Why not go to the SourceForge page and try it out for yourself?

Techniques for Selection

Posted on November 5th, 2009 by Karl Beecher
Analysis steps

Analysis steps

As we have seen before, this figure shows the stages of a typical approach to a post-hoc study of FLOSS, like a digital archaeologist. The figure shows a series of stages, each of which includes some number of steps, and yields some outcomes. Each outcome may or may not feed into the following stage. In this post, I will discuss the selection stage. Remember that this is the method I have preferred so far, and is the method that a number of my peers have used, in whole or in part. It is not the method.


The point of selection is to choose the metrics that are going to be used to measure the attributes you are interested in, and also to compose a list of projects to study. On selecting metrics, I cannot be especially general. They are very closely tied to the goals of your study and a way needs to be found to come up with an effective way of measuring your success at achieving those goals. My personal preference is the “Goal-Question-Metric” (GQM) Approach. You can read about it elsewhere, but what attracts me to the GQM Approach is that it is a software engineering specific method that helps you come up with the right measures by forming questions needed to achieve the goals you have set. These questions can also “suggest” the hypotheses needed in your study.
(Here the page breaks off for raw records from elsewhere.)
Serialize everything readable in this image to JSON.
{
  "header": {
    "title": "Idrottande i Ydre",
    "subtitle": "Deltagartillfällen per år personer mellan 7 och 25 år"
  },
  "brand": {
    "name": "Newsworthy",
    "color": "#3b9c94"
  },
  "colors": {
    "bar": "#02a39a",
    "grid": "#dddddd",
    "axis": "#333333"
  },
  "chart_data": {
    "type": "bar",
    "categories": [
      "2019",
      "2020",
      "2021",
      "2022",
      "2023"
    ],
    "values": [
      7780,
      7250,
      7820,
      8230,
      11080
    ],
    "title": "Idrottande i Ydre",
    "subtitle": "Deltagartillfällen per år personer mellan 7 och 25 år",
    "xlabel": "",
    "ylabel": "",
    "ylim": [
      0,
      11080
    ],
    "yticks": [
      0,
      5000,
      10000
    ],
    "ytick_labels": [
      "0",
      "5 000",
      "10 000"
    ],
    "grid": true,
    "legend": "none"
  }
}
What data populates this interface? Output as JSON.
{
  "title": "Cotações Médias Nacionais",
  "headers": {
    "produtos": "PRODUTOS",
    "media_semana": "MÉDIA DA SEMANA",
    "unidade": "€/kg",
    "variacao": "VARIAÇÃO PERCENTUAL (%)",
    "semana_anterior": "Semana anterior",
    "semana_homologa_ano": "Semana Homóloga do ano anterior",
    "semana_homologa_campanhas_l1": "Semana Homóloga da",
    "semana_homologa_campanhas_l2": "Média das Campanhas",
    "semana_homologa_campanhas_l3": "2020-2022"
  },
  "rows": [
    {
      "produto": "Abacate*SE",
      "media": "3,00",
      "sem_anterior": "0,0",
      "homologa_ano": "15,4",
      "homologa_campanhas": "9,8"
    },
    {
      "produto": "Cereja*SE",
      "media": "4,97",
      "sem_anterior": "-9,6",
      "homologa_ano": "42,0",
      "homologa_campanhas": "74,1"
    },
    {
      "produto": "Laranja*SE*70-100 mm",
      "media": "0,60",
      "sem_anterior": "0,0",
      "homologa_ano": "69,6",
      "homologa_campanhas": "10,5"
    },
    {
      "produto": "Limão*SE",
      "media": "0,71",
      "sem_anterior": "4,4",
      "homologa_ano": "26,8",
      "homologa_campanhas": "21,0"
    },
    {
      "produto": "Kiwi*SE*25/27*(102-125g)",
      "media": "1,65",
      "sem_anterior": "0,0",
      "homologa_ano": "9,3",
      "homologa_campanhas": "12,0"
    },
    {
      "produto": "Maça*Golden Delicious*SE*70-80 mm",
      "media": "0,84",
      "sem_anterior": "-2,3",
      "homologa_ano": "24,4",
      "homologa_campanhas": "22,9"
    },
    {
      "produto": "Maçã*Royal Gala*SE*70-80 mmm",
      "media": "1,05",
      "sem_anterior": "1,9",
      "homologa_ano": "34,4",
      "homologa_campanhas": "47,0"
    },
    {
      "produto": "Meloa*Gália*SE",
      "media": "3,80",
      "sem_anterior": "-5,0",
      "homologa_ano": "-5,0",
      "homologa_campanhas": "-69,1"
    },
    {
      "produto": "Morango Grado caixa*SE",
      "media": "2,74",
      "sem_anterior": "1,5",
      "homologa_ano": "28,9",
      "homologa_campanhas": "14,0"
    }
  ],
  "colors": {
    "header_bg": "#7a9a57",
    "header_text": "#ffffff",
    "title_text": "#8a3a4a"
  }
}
It is not perfect, but “Goal-Question-Metric” is a useful parallel to “Research Question-Hypotheses-Measures”. I do think it important to do metric selection first; the reason will be apparent in what I shall say next.

Additionally, you will probably want to set some parameters for the investigation, usually to ensure your investigation remains valid. For example, if you looking into some aspect of, say, forum activity then it probably makes no sense to include projects for which no forum activity exists. (At the same time, you should report what proportion of your initial sample is disqualified.) This may impact the pool of projects you can choose from by eliminating some potentials, but it should not impact the metrics you choose — the investigation should be guided by what you want to measure, not how easy something is to measure. Sometimes this is made quite simple for you. For instance, FLOSSMole is a service that provides you with meta-data about individual FLOSS projects in nicely-formatted lists. If you wish to prune such a list then it is easy to write a software tool to do it quickly for you, leaving only the “valid” candidates. Ask nicely and you could borrow mine.

So-called “filters” I have found myself testing for in past work have included:

  • Programming language
  • Version control system used
  • Product size
  • Development status

These factors can impact the validity of the study (e.g. can different programming languages be compared fairly), or be technical considerations (e.g. do I have tools that can analyse these programming languages). Both need careful thought.

Further considerations include your selection method, i.e. how are you choosing the projects to study? If you are examining a very small number of projects, be sure your choice has some careful thought behind it. Generalizing from simply analysing one or a couple of projects can be tricky; a more focused comparative analysis, such as the work by Schach et al comparing four different Unix-like operating system kernels is probably more productive at that level. If you seek to generalize FLOSS as a phenomenon from your analysis, some different works have now been carried out (including my own) that do so by analysing large samples of projects. In this case I think the consensus is that random selection of a filtered population of projects is the best approach.

And so the end of the selection process should be a list of projects you wish to analyse that feeds through to the next stage: retrieval.